Comemoramos sua festa no dia 4 deste mês.
Poucos
santos exerceram uma influência tão determinante na história civil e
eclesiástica de seu tempo como o Poverello
de Assis. E poucos terão levado as máximas evangélicas tão longe quanto
esse homem que se identificou tanto com
Nosso Senhor Jesus Cristo crucificado, que mereceu receber em seu corpo os
sagrados estigmas da Paixão.
Francisco nasceu em 1182 na pequena e
poética cidade de Assis, situada nos Apeninos. Seu pai foi Pedro Bernardone — que
se tornará famoso por sua usura e cegueira em relação ao filho — e sua mãe uma
dama de origem francesa, de nobre sangue e grande virtude, chamada Pica.
Narra
uma lenda que esta, sentindo as dores do parto, não conseguia dar à luz, até
que se trasladou à estrebaria da casa, nascendo assim Francisco, à semelhança
do Salvador, sobre a palha, entre o asno e o boi.
Alegre,
esbanjador, mas temente a Deus
Nada
sabemos da infância do Santo.
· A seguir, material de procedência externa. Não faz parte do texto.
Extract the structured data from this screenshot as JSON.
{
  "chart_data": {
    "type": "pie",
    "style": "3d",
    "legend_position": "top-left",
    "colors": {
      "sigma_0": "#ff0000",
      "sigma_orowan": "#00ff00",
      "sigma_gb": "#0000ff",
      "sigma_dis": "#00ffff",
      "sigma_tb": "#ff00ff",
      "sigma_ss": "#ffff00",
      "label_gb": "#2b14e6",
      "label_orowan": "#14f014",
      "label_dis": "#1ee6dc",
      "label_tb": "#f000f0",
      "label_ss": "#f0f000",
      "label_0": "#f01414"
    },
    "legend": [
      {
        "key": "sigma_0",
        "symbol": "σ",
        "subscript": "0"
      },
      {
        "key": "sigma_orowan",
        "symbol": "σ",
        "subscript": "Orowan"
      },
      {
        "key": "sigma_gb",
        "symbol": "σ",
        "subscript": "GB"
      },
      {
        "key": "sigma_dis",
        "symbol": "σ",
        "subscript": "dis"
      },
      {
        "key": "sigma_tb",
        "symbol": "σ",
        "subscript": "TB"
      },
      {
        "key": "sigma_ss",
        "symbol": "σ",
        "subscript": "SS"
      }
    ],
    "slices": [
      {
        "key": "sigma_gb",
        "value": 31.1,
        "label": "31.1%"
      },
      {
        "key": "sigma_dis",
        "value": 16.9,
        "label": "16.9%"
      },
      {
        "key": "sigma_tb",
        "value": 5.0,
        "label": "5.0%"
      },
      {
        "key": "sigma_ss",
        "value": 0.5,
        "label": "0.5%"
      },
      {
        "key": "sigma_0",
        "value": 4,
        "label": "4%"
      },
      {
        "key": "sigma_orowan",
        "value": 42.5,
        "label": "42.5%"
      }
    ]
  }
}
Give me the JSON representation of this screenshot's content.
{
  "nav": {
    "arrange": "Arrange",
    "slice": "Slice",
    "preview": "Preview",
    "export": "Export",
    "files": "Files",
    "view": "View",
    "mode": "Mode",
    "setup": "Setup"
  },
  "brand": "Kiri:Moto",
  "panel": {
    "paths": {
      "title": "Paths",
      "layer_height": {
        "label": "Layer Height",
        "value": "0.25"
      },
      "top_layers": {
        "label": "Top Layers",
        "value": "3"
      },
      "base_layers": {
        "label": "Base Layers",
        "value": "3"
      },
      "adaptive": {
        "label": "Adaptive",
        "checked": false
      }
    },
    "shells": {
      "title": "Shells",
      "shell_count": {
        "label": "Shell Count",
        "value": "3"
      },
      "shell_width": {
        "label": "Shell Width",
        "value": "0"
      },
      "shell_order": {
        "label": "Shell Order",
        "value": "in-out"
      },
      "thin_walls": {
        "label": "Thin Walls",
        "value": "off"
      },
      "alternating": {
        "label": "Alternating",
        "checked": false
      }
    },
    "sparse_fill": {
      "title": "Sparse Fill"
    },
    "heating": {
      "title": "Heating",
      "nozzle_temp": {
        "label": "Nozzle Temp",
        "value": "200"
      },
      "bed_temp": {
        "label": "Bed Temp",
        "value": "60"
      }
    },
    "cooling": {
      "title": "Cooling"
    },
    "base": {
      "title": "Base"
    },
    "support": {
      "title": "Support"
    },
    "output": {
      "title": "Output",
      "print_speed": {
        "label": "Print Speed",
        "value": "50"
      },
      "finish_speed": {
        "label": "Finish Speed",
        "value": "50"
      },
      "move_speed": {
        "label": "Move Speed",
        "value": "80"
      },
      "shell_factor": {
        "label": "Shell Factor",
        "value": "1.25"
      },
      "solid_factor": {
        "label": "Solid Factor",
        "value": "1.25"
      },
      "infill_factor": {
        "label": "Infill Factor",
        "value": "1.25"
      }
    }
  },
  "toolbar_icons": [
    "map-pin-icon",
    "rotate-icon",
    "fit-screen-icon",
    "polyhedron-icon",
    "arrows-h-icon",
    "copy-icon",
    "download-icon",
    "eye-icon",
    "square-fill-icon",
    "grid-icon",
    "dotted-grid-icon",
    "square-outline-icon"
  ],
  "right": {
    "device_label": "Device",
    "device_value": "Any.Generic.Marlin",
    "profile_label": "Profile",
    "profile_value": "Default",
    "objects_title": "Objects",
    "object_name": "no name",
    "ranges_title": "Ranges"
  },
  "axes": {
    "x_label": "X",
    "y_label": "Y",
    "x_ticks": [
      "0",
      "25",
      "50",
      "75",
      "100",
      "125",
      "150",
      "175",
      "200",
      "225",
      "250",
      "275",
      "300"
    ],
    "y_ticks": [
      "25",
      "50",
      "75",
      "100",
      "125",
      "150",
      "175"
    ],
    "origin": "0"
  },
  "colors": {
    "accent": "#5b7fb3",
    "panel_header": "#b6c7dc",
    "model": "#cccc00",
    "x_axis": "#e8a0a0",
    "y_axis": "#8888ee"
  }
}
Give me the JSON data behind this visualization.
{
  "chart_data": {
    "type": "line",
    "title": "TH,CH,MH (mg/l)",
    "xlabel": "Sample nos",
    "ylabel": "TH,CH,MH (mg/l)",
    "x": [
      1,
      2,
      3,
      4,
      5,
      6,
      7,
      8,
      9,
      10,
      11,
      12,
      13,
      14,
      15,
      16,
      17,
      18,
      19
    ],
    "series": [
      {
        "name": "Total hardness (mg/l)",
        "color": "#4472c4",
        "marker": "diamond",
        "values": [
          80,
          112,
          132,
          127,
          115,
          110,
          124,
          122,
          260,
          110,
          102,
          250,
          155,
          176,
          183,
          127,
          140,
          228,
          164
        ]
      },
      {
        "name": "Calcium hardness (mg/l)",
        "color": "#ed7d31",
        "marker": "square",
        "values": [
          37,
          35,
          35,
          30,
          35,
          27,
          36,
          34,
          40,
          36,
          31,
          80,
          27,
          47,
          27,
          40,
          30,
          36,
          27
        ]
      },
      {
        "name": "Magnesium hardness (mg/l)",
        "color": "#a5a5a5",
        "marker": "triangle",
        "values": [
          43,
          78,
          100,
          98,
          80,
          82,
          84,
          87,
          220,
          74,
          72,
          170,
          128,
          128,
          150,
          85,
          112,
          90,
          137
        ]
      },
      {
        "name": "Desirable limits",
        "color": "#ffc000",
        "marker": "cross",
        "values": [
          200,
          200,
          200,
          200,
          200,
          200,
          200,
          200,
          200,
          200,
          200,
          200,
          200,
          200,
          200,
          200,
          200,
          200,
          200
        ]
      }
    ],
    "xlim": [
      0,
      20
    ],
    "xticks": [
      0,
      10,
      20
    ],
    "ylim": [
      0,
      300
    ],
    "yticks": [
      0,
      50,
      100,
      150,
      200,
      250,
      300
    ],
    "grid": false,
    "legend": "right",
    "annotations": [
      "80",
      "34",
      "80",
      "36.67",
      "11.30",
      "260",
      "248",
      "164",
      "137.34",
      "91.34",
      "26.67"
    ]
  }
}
Na Legenda de São Francisco (ou Dos
Três Amigos), escrita por três de seus primeiros discípulos, lemos: “—
Já crescido, como era dotado de inteligência viva, dispôs-se a continuar o
ofício paterno, isto é, a mercancia, porém com outros entendimentos, pois ele
era muito mais alegre e liberal do que o pai: gostava de andar em festiva companhia,
quer durante o dia quer durante a noite, pelas estradas de Assis, em
divertimentos e cantos, e era tão grande
esbanjador, que gastava em reuniões e banquetes tudo quanto ganhava” 1. Ao que acrescenta São
Boaventura, terceiro geral dos franciscanos, contemporâneo e póstero do Poverello:
“Mas, com o auxílio divino, jamais se deixou levar pelo ardor das paixões
que dominavam os jovens de sua companhia” 2.
O
próprio Francisco confessa: “— Eu verdadeiramente creio nunca haver, por
graça de Deus, cometido falta sem ter feito disso expiação, confessando o meu
pecado e arrependendo-me da minha culpa” 3.
Alegre,
jovial, desprendido, gentil, afável, “— o Senhor incutia em seu coração um
sentimento de piedade que o tornava generoso com os pobres. Este sentimento foi
crescendo em seu coração; e impregnou-o de tanta bondade, que ele decidiu, como ouvinte atento que era do Evangelho,
ser generoso com quem lhe pedisse esmola, sobretudo a quem pedisse por amor de
Deus” 4, de modo
a dar até parte de seu vestuário, se não tivesse mais dinheiro.
A
popularidade que Francisco adquirira até então entre seus conterrâneos devia-se
mais às suas qualidades morais que às físicas, pois “— era pequeno e de aspecto miserável” 5,
atraindo pouco a atenção daqueles que não o conheciam.
“Despreza
o que amaste” — entrega à Dama Pobreza
Levava
ele essa alegre e despreocupada vida, quando teve as primeiras revelações
divinas que o chamavam para uma vida mais elevada. Rezando um dia na igreja de
São Damião, ouviu o Crucificado pedir-lhe que restaurasse Sua casa, que estava em ruínas. Tomando as
palavras literalmente, empenhou-se na reforma não só desse templo, mas de dois
outros mais. O Divino Redentor, porém, pediu que sobretudo restaurasse não os
edifícios das igrejas, mas a própria Igreja enquanto instituição.
Mas
disse-lhe o Salvador: “Se queres conhecer minha vontade, precisas desprezar
todas as coisas que até aqui materialmente amaste e desejaste. Quando tiveres
feito isto, ser-te-á agradável tudo quanto te é insuportável e se tornará insuportável
tudo quanto desejas” 6.
Foi
então que interveio Pedro Bernardone, pois o filho dava de esmola tudo o que
tinha e passou a levar uma vida considerada insensata pelo mundo. Ocorreu nessa
época o conhecido episódio de o pai apelar ao Bispo para fazer cessar as “extravagâncias”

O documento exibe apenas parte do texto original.